Je mange tous les jours au restaurant. C’est grave Docteur?

De nombreuses situations nous poussent à manger souvent au restaurant: éloignement du domicile, restauration sur le lieu de travail, déplacements, fonction à «invitation», manque de temps pour cuisiner, etc. Très vite, soit nous voyons notre tour de taille augmenter avec angoisse, soit nous constatons que nous sommes fatigués et que notre productivité diminue. Le tout d’une façon assez fataliste, persuadés que nous ne pouvons interférer.

Pourtant, manger souvent au restaurant n’est pas forcément négatif! Il suffit d’aborder les aliments par la lucarne de leurs interactions, de faire confiance à la règle absolument fiable des associations.

Grâce à la vulgarisation de la diététique, nous savons que, dans nos assiettes, se trouvent des macronutriments: des protéines, des glucides et des lipides. Les protéines sont les éléments de construction de notre corps: cellules, muscles et os se renouvellent grâce à elles et on les trouve essentiellement dans les viandes, les poissons les œufs et le fromage.

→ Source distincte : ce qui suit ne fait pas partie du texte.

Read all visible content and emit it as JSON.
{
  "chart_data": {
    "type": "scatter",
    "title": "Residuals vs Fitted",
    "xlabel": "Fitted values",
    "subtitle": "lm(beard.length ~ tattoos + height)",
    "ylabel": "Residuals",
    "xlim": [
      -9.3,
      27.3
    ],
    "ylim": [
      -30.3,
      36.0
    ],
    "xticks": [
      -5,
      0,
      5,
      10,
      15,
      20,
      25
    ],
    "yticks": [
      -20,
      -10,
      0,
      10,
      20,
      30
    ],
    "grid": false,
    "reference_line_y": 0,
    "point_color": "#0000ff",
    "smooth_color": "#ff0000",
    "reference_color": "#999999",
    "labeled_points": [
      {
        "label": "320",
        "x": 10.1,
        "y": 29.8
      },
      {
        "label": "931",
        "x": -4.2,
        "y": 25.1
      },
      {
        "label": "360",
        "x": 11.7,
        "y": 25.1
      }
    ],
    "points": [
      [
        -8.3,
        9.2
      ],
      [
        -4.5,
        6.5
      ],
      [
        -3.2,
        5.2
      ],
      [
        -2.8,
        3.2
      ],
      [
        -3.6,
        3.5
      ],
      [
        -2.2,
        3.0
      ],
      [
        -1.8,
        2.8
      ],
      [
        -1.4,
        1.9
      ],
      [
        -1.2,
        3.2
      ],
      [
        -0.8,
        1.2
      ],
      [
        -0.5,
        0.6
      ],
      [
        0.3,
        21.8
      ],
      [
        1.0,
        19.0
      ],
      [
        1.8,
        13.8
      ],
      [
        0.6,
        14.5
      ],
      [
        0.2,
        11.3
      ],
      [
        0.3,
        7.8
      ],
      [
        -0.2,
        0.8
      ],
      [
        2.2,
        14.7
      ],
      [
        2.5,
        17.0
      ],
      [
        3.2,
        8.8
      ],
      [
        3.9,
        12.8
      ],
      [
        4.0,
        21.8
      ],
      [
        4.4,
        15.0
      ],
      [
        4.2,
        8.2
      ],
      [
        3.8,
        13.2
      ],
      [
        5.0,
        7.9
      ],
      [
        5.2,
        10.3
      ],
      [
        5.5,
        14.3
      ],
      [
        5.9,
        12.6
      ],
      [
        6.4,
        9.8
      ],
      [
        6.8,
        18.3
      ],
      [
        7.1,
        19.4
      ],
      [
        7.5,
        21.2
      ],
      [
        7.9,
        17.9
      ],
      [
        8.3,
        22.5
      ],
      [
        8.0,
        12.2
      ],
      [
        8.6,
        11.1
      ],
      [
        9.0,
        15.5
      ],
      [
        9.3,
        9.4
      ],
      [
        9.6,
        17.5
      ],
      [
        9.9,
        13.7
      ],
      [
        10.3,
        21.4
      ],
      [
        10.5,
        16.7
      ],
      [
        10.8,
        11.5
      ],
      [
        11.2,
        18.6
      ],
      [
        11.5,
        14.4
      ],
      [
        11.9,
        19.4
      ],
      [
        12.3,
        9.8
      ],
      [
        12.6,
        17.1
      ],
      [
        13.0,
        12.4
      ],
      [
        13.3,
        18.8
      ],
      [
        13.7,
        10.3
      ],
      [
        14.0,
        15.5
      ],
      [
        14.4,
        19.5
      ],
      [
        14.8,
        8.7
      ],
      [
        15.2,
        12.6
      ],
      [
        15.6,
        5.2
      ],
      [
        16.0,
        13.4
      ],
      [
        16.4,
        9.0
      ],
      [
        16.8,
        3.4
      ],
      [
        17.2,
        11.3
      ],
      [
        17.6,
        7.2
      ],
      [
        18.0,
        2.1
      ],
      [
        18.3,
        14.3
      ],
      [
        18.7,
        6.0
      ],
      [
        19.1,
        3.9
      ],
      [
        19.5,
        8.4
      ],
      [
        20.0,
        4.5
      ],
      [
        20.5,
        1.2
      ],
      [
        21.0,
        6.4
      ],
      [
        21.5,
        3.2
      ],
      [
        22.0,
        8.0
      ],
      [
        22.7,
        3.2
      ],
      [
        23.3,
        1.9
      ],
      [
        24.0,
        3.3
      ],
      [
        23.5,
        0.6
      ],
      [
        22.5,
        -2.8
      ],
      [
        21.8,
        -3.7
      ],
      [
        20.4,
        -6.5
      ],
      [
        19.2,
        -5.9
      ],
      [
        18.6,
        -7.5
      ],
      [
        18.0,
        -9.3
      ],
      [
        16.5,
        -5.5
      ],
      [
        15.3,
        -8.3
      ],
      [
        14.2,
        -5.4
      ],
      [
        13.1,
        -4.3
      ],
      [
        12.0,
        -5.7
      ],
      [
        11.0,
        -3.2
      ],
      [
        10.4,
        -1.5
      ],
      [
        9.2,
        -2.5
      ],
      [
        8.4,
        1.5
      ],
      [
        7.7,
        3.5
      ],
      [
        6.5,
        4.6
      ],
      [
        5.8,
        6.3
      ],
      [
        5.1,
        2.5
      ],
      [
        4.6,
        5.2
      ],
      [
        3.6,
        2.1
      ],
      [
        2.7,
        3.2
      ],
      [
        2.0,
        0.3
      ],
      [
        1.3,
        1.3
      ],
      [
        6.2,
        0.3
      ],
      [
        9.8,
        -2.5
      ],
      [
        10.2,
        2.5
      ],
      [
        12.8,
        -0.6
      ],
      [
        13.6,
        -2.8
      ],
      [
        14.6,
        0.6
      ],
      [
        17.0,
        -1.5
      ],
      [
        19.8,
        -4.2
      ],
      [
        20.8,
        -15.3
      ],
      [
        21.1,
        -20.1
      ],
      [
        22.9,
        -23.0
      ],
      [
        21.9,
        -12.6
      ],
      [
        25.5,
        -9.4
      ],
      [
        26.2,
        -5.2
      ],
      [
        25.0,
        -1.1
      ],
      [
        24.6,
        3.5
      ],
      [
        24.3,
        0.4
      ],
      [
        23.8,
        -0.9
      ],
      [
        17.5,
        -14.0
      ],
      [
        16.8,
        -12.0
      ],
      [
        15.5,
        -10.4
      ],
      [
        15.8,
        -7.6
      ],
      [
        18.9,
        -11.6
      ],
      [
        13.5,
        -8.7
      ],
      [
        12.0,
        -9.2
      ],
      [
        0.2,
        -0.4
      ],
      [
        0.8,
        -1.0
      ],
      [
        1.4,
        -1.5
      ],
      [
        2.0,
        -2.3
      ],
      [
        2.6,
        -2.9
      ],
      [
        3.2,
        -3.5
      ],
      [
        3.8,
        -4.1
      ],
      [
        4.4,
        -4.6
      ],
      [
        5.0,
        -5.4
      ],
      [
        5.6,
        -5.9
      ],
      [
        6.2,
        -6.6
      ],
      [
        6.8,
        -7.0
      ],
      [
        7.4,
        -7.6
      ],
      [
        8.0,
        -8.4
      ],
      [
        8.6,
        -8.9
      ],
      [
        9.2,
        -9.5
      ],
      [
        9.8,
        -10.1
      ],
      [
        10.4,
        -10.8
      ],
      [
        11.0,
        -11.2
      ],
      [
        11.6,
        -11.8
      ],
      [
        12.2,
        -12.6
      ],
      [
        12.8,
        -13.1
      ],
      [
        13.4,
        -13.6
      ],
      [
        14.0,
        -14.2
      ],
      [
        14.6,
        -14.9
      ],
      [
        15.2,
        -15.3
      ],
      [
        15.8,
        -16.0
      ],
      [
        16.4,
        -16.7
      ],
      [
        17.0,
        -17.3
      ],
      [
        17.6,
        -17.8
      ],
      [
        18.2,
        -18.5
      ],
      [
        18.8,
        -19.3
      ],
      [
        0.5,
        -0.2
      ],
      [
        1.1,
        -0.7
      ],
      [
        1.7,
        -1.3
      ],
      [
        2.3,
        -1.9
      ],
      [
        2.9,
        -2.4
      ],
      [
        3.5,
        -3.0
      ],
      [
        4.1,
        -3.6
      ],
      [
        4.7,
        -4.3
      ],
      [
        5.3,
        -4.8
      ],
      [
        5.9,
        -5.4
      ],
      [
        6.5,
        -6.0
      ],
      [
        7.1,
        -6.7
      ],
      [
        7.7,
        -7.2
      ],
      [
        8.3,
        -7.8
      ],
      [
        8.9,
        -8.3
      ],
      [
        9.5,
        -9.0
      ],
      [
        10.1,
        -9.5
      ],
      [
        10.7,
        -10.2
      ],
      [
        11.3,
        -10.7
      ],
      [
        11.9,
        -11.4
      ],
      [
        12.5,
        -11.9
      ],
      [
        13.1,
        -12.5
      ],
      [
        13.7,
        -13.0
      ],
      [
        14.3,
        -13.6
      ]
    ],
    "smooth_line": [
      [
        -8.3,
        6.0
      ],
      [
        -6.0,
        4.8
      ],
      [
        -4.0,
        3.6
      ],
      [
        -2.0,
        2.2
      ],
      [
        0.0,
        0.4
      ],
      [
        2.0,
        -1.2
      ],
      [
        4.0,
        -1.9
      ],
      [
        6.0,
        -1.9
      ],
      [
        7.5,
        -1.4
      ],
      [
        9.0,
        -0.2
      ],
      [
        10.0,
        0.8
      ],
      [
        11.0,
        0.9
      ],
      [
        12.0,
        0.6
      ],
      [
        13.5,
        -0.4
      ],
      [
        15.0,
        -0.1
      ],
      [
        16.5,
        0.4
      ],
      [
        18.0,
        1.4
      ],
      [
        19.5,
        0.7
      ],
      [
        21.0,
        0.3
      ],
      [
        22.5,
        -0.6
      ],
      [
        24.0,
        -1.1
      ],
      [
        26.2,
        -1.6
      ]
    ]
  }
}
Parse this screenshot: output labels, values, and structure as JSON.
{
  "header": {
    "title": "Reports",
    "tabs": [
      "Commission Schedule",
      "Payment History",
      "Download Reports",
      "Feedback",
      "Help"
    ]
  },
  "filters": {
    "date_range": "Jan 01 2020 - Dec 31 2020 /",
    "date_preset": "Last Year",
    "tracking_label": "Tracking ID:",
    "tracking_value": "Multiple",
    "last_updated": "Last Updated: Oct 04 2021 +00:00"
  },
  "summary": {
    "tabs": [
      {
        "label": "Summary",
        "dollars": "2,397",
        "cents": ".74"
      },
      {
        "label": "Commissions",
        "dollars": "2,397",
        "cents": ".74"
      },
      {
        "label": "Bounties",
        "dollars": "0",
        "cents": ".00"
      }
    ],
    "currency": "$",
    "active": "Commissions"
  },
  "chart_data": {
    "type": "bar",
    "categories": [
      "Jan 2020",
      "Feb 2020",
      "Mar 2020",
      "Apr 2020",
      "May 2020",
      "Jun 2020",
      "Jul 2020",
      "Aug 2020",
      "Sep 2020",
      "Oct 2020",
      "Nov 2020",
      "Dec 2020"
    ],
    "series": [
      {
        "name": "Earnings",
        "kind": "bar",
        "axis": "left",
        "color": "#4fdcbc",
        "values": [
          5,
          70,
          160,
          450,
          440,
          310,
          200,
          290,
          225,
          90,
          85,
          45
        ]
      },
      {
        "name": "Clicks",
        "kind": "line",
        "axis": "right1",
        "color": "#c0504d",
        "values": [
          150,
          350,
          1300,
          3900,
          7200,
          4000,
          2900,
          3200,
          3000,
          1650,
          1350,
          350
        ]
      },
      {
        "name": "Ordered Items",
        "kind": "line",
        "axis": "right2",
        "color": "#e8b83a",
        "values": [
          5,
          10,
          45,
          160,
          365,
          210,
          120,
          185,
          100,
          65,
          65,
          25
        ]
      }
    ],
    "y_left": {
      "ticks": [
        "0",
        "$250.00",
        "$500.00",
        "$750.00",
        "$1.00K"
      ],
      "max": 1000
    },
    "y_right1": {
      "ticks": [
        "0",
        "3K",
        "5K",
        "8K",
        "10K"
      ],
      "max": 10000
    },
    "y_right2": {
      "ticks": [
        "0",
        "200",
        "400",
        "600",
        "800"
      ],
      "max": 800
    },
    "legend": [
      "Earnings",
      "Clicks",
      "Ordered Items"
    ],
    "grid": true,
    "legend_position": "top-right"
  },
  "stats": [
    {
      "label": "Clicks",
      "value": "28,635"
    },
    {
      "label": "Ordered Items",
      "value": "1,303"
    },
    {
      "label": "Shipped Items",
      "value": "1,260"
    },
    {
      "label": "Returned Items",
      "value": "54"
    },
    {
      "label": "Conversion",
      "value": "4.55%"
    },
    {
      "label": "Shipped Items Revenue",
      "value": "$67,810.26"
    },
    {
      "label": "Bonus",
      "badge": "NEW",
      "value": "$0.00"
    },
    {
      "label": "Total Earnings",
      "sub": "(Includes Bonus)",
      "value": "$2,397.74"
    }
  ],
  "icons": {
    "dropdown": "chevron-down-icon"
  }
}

Ces nutriments ne peuvent pas être stockés par notre corps.

Il en va autrement pour les lipides – ou graisses -, qui sont très vite stockées et qui se trouvent elles aussi dans les viandes, les poissons, les œufs et le fromage. Une première piste de compréhension… Enfin, les glucides – ou sucres, ou hydrates de carbone – se trouvent essentiellement dans les féculents (riz, pâtes, semoule), les pommes de terre, le pain et les fruits. Sans oublier dans toutes les boissons et produits sucrés.

Inutile d’aller plus loin dans ce rappel. Comprenons plutôt notre corps de façon pragmatique, en bref analysons la question avec le bon sens qui nous manque souvent: l’organisme ne stocke que si l’apport est supérieur au besoin. Par conséquent, éviter la superposition de deux aliments d’une même catégorie durant le même repas est le b-a BA de l’équilibre.

Concrètement, il suffit d’éviter des associations telles que viande/fromage, charcuterie/viande, féculents/dessert sucré, frites/viande rouge/glace ou encore fondue/dessert! Pour conforter la démarche, il est sage de demander la sauce à part, d’éviter la corbeille de pain, de renoncer le plus souvent aux féculents pour demander un légume (très facile de nos jours dans les restaurants), de dire non au dessert sauf à obtenir un fromage blanc… Quant au vin, oui à condition de se limiter à un verre, mais un jus de tomate ou un coca zéro conviendraient mieux.

On peut aussi opter pour les restaurants de type grill, ou encore asiatiques avec un riz cantonais et un plat de légumes. A défaut, la pizzeria est envisageable, à condition de prendre la végétarienne.

Certes, ces principes de précaution sont facilement applicables si nous sommes en mesure de choisir. Mais si le lieu et le repas sont déjà définis par une tierce personne, que faire? Il nous faut alors agir en limitant les dégâts, sur place et au repas suivant.

Consommons le menu en limitant les quantités. Nous n’avons pas un gros appétit, nous avons fait un repas riche la veille, nous surveillons notre santé: autant de mensonges pieux à disposition. L’astuce de boire de l’eau entre chaque plat permet de limiter l’alcool et de contrer la faim. En fin de repas, l’idéal est de refuser fromage et dessert…ou de les accepter et de ne pas finir.

Reste à évoquer LE joker, l’astuce: chaque fois que nous avons fait des excès, il suffit de compenser le soir même, ou le lendemain, en limitant les lipides et les glucides. C’est-à-dire de supprimer pain, féculents et fruits et ne consommer que légumes (cuits pour éviter la rétention d’eau) et fromage blanc ou yaourt nature. Un seul repas ou une journée ainsi structurés suffisent à éliminer les «trop».

Et c’est ainsi que nous pouvons garder le plaisir des papilles et celui du miroir en toute situation!